Kath, the San Diego State University psychologist, said she thinks it’s important for people as they head out to shop to recognize and label the dominant emotion many are feeling: fear.

“The coronavirus is so far beyond our experience, we don’t feel any sense of control,” she said. “The fear is large, so the behavior is larger.”

She said it would help if shoppers are more self-aware.

“Recognize that what you are doing in response to the stress is a natural behavior, but take a deep breath and ask yourself, ‘How much of this do I really need?’ Move from an automatic response to a thoughtful or reasoned response.”

Thursday afternoon, at the Costco in Mission Valley, Jose Lopez, a 34-year-old restaurant worker, said he was trying to do just that. His cart was half-full with eggs, water, paper towels and other items he said represented what he would normally buy on a trip to the warehouse, “maybe a little less.”

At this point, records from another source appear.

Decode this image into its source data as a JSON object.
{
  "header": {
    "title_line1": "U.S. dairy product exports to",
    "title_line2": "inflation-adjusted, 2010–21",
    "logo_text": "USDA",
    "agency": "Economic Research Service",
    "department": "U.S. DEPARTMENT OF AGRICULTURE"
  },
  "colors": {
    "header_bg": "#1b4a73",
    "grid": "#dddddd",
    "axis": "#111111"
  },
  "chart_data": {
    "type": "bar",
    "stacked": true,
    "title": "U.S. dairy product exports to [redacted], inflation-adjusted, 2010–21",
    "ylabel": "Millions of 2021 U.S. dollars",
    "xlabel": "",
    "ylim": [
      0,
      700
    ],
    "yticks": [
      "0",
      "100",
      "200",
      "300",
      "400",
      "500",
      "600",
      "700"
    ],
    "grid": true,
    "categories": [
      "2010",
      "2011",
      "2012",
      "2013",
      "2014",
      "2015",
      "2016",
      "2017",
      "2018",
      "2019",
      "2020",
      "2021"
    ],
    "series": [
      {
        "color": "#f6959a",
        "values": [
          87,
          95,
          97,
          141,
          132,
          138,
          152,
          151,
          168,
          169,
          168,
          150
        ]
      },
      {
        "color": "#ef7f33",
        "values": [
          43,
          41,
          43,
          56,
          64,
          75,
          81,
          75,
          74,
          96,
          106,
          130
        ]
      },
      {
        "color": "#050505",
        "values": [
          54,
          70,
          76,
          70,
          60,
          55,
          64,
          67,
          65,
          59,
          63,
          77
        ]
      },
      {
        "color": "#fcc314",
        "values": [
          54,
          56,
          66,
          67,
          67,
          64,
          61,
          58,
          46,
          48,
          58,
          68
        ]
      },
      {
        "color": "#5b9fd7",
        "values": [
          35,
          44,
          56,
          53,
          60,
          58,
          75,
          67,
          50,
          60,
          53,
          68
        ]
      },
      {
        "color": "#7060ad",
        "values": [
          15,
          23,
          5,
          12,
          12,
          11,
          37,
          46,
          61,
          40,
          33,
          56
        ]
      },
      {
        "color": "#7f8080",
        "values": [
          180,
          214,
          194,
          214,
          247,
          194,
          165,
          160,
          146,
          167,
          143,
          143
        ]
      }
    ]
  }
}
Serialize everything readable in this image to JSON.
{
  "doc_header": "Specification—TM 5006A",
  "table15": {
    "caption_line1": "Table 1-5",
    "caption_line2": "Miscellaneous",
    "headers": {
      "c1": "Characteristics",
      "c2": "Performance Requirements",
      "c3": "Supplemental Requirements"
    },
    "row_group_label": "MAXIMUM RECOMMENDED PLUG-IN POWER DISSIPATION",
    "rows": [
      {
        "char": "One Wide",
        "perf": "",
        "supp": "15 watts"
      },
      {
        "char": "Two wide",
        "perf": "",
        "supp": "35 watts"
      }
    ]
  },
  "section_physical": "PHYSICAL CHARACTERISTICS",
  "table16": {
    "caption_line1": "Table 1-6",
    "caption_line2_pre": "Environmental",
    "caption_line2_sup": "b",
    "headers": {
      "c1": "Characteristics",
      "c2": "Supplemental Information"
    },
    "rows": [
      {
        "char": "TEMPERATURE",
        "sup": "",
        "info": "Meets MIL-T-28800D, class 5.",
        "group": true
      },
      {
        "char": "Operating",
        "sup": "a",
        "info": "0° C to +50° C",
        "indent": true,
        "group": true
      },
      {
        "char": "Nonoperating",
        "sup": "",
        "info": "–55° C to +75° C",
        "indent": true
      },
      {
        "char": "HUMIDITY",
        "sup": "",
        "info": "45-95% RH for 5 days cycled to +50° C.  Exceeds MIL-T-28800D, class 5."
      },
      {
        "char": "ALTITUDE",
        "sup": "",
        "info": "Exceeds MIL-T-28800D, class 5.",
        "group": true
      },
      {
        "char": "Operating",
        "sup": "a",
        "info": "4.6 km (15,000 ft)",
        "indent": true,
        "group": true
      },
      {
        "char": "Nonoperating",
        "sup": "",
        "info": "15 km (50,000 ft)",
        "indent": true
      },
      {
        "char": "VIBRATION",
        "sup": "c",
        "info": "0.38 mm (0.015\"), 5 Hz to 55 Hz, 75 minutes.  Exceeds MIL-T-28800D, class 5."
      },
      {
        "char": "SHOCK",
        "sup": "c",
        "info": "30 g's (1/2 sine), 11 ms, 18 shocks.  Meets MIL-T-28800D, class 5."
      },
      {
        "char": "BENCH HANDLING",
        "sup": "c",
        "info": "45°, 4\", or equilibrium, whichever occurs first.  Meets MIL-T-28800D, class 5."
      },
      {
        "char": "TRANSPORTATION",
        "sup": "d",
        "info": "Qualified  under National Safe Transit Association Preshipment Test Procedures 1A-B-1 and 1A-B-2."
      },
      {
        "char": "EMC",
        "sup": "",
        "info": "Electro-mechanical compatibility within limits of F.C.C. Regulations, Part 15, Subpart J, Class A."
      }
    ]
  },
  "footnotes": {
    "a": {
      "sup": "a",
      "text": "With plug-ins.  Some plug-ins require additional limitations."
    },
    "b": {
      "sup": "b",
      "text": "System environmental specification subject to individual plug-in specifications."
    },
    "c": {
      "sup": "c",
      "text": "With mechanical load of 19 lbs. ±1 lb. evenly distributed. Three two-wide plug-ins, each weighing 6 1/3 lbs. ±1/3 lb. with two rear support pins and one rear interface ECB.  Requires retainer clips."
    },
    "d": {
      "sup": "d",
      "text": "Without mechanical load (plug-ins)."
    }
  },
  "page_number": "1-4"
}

He’s been shopping there for six years.

In response to panic-buying, Costco has put item-number limitations in place and is metering the crowds to control how many people are inside at a time.

Lopez said he waited outside for about 15 minutes before it was his turn. He had been shopping at night, but not anymore.

There’s no line at night, he said, “but there’s none of the things you want, either.”

Once inside, the Spring Valley resident said he resisted the urge to hoard, despite what he saw going on around him.

“We all have to do our part,” he said. “It’s still pretty crazy in there.”

Everyone doing his or her part — that’s played a key role in containing earlier viral outbreaks, according to the book “The Psychology of Pandemics,” by Steven Taylor, a clinical psychologist and professor at the University of British Columbia.

The book, which came out in December, eerily predicts a lot of what’s happening with the coronavirus, although it didn’t foresee toilet paper becoming part of the panic-buying.

Taylor is an expert in anxiety disorders, especially those surrounding health. He got to wondering what would happen to his patients if a pandemic broke out and spent two years researching the project.

“The more I read about pandemics, the more I realized that pandemics were essentially psychological phenomena,” Taylor wrote in a recent article for the Independent. “Pandemics were not simply about some virus infecting people. Pandemics were caused and contained by the way that people behaved.

“Pandemics are controlled only when people agree to do particular things, like covering their coughs, washing their hands, complying with social distancing, and getting vaccinated, if a vaccine is available. If, for various psychological reasons, people refuse to do these things, then the pandemic will continue to spread.”